Practical tip: add a messenger to the shared project page using the Messenger selector in the Share popup. Visitors can send messages directly from the public page, so clients and stakeholders can ask questions without needing email or a Plutio account.
Who needs public project sharing
Freelancers and agencies working on client-facing projects where stakeholders need progress visibility without full platform access get the most value from public project sharing.
A freelance designer working on a brand identity project with 3 stakeholders (the founder, the marketing lead, and an external copywriter) can share the project link instead of adding all three to the client portal. The stakeholders see task progress on the kanban board, check due dates, and review what's completed, all without creating accounts or navigating a full project management interface. On a project spanning 4 to 6 weeks, replacing weekly status emails saves roughly 4 to 6 hours of communication overhead.
Agencies running 10+ concurrent client projects use public sharing for lightweight stakeholder visibility on smaller engagements while reserving the full client portal for high-touch accounts. A $1,500 landing page project doesn't need the same access controls as a $15,000 retainer client, so a public link keeps the smaller project transparent without the setup overhead of portal invitations and role-based permissions.
Monday.com includes shareable board views on its Standard plan at $12/seat/month billed annually, but Monday.com charges per seat, so a 4-person agency pays $48/month before adding any client-facing features. Plutio's plans start at $19/month flat and include public project sharing, client portal access, invoicing, proposals, and contracts in the same workspace. Freelancers comparing Monday.com alternatives often find that Plutio covers project sharing alongside the billing and client tools that Monday.com doesn't include natively.

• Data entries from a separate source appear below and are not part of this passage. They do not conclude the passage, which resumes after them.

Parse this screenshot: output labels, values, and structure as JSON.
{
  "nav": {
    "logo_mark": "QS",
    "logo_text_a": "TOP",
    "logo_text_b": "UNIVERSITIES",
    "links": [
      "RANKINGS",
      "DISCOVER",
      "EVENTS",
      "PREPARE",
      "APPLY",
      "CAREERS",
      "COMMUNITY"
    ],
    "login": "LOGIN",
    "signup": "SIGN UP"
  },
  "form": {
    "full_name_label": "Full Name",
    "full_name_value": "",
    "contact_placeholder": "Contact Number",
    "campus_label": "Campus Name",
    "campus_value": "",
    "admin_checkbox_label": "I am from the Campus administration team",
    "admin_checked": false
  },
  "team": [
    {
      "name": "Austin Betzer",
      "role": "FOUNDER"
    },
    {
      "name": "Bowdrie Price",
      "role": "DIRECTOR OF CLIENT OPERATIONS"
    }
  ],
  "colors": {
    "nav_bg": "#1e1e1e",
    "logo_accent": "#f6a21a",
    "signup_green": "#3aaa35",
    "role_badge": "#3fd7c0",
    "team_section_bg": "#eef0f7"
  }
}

Portfolio freelancers also use public project links to showcase active or completed work. A developer can share a project board showing a completed website build as a portfolio piece, with task stages demonstrating the process from wireframes through launch.
Bottom line: any freelancer or agency managing more than 3 active client projects cuts 1 to 2 hours per week of status communication by replacing manual updates with a live public project link.